Nos reunimos en torno a ella. Estaba replegada en su cuerpo, que hacía las veces de concha y protegía la resonancia de sus respiraciones. El sabelotodo, que además padecía una ensoñación romántica casi insoportable, declaró que ella era la madre y, por madre, debía de ser buena. Para el poeta, ella era una flor o un fruto. El realista dijo que, fuera lo que fuera, estaba viva, pero que su piel estaba tan pegada al hueso que podría sucumbir en cualquier momento. Nuestro deber era tenerla, hacerla nuestra. Dicho esto, nos acercamos a oler, a tocar, a sentir su voz, que en realidad era el eco de nuestras voces. Nadie supo qué decía, sólo supimos que en ella se concentraba un mundo: el nuestro.
Se empezó a abrir y tuvimos miedo. Nos alejamos y algo nos hizo pegarnos a ella de nuevo. Así vimos las vetas de su cáscara, en la fruta, y los pétalos rayados de una transparencia de espejo, en la flor. No parecía una madre, pero lo era. Ya lo había dicho el conocedor.
Dio unos pasos y nos puso en movimiento. De ser nada, se convirtió en todo. Se acomodó en la cabecera ante la mesa y empezó a dictar órdenes con los ojos. Esos dos estiletes parlantes nos atravesaron. Los sentimos arder en el estómago. Se esparció en nosotros, y por más que intentamos distraernos con la historia del fruto y la flor, nos concentramos en su frente, en sus manos de venas frenéticas, en los prominentes huesos de su clavícula.

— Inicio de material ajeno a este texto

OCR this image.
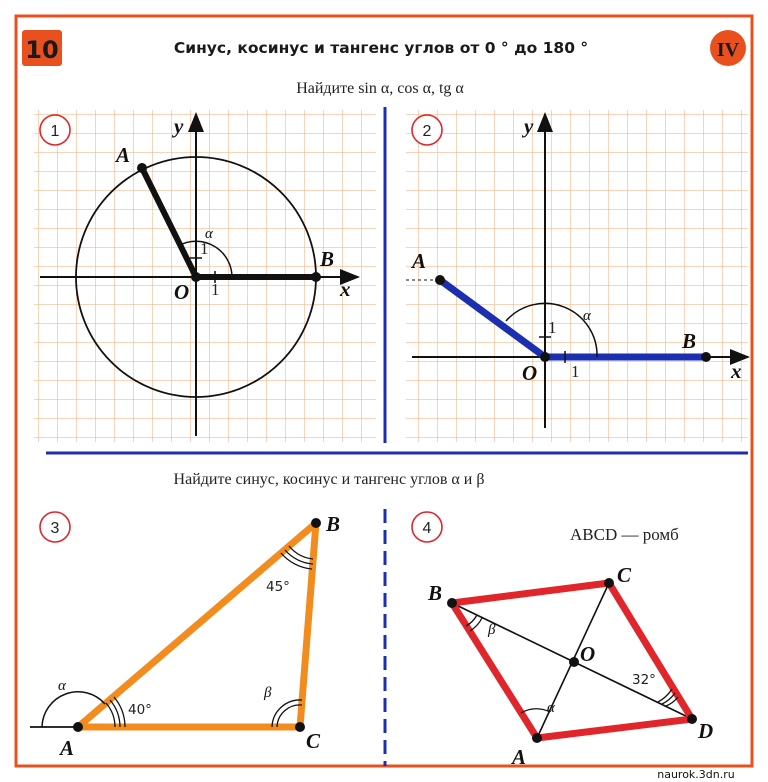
10	Синус, косинус и тангенс углов от 0 ° до 180 °	IV
Найдите sin α, cos α, tg α
1
A
B
O
y
x
1
1
α
2
A
B
O
y
x
1
1
α
Найдите синус, косинус и тангенс углов α и β
3
A
B
C
α	β
40°
45°
4	ABCD — ромб
A
B
C
D
O
α
β
32°
naurok.3dn.ru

Dijo cosas hermosas y terribles. Chiquitos, mis niños, angelitos, pirañas, roedores, alacranes. Nos dio la mano, se dirigió a cada uno por su nombre, dijo cosas difíciles de comprender. Cada sílaba, con fuego propio, era una estela de luz que laceraba la carne. Ninguno hizo algo por marcharse, por partir. Hubiera sido tan fácil salvarse.
El sabihondo anticipó el destino. Vio venir lo que los ojos mundanos ignoran. Se va a quedar para siempre, anunció. No morirá, aunque parezca muerta. Las madres, recalcó, nunca mueren. Eso nos hizo temblar.
La tocamos otra vez, como al fruto y a la flor. Pusimos, cada quien en un turno, la mano sobre el esternón y leímos sus latidos con las yemas. Sublime, dijo el poeta. Horrible, señaló el realista. El estudioso guardó silencio.
Se fue apagando. Cerró sus ojos de poesía, de vida, de cáscara y de espejo. Se sumergió en nosotros. Yo la sentí entrar por mis poros, adueñarse de mí, hacerme suya. Algo semejante sintieron los otros. El poeta se echó a llorar apenas la respiró en su cuerpo. No estaba seguro de poder transformar esa sensación en palabras y tuvo espanto de pensar en que una ola de mar arrastraba su poesía a lo profundo para darle vida a ella. El de las verdades absolutas otra vez guardó silencio. Nos quedamos así, un rato, en una ceremonia muy parecida a una transfusión de sangre. Se dio a nosotros, se entregó. Como se entregan todas las madres, insistió el letrado. Hoy, su voz de madre, que es la mía y la de ellos, nos dice a veces: Chiquitos, animales, angelitos míos, retoños.